WHETHER it’s via phone, laptop, tablet, or TV, we spend most of our waking hours staring at our screens.
Since the pandemic hit, this has only worsened as we were asked to work from home. Adults and children have both been affected by this, and many have felt that it could have a negative impact on theirs and their children’s health.
A twitter poll revealed that 50% of SR News readers spend 10+ hours in front of a screen, 46.4% spend between 5 and 10 hours, but only 3.6% of our readers spend between 1 and 5 hours.
We’re investigating whether people are more inclined to sit in front of screens in lockdown 📱💻🖥
How many hours do you spend in front of a screen at the moment?
— SRNews (@SRNewsNow) March 15, 2021
Specsavers coined the term ‘coronavision’ to explain eye strain during lockdown and have noticed a demand for blue-light glasses, to deal with too much screen time. They also conducted research which suggested eye strain conditions can be linked to screen use.
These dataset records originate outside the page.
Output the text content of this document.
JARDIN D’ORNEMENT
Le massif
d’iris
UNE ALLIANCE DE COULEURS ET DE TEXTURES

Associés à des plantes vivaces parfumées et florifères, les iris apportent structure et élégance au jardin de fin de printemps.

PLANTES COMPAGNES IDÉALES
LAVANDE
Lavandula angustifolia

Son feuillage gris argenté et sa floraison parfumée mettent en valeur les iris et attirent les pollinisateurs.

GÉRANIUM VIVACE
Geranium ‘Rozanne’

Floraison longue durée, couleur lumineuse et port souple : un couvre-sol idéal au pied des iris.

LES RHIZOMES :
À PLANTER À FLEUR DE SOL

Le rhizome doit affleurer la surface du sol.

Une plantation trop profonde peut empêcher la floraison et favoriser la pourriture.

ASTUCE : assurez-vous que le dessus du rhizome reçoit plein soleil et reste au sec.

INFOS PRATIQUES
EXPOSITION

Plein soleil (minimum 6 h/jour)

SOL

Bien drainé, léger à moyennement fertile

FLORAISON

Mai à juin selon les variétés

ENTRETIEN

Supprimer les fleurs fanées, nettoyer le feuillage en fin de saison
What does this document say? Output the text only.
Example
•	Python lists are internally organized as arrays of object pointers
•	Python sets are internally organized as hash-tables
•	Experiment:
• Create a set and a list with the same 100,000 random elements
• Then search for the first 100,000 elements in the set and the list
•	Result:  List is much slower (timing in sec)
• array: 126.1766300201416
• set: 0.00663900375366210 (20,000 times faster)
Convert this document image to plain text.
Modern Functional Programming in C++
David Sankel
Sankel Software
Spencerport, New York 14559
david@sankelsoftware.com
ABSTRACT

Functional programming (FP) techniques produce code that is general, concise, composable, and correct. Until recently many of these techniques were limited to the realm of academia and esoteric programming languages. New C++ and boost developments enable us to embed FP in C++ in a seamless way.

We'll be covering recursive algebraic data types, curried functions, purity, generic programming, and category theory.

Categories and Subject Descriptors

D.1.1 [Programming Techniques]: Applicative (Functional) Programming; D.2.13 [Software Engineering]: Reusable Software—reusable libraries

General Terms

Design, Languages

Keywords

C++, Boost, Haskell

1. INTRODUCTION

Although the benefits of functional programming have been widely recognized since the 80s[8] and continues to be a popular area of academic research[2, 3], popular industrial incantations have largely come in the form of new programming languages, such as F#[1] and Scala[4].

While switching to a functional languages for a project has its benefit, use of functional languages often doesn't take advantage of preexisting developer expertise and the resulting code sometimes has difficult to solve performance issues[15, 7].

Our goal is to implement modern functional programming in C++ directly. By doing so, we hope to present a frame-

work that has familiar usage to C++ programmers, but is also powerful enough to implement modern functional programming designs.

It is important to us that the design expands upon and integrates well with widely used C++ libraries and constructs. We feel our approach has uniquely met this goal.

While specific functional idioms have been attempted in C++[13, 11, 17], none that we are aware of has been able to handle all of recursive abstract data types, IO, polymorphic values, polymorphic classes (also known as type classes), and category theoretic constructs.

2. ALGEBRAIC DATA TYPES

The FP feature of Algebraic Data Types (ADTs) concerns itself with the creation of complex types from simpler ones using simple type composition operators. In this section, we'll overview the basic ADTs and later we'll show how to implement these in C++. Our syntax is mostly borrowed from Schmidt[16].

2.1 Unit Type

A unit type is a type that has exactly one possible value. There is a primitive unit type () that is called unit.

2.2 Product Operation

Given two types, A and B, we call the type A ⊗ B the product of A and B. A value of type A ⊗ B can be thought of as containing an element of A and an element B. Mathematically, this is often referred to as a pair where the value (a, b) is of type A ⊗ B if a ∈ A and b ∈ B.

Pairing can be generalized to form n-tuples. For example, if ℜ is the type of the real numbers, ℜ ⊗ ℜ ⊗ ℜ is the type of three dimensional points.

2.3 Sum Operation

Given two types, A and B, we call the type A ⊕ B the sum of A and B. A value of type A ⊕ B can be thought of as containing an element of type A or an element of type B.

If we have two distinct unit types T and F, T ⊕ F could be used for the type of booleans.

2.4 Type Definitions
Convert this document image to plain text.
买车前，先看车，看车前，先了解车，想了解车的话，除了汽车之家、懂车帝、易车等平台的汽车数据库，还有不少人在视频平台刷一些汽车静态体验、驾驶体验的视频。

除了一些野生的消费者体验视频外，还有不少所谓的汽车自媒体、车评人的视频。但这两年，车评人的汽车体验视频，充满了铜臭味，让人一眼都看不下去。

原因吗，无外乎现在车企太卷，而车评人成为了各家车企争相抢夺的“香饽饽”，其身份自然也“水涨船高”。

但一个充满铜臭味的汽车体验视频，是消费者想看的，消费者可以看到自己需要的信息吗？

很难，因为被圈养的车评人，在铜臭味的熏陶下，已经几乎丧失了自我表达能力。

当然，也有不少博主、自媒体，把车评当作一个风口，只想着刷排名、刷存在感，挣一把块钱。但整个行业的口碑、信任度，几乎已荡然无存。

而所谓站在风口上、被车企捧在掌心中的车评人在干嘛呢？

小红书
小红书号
Andrew Garvey, Ophthalmic Director at Specsavers Sunderland, said: “Our eyes are not designed to be fixed on a single object for a long period of time. When we focus on our screens, especially smaller format laptops, tablets or smart devices, eyes become stressed and strained. They may feel uncomfortable, sore, tired, and as if they are itching or burning. You may also be experiencing from blurred vision and headaches too.”
He added: “In Sunderland, eye strain has seen a spike during Covid-19 restrictions as our lifestyles have changed.”
Psychology experts have explained that although too much screen time can lead to a lack of focus and increased distractibility, it can have positive effects too, including being beneficial to brain development.
Dr Vanessa Parson, Senior Lecturer in Psychology said: “Our brains are constantly developing in response to environmental stimuli, and this is particularly pertinent in childhood while our brains are continuing to develop.”
She added: “We know that significant amounts of screen time have the potential to reduce impulse control and change the way we attend to things, however this has more to do with parallel uses of technology rather than specifically watching a particular screen.”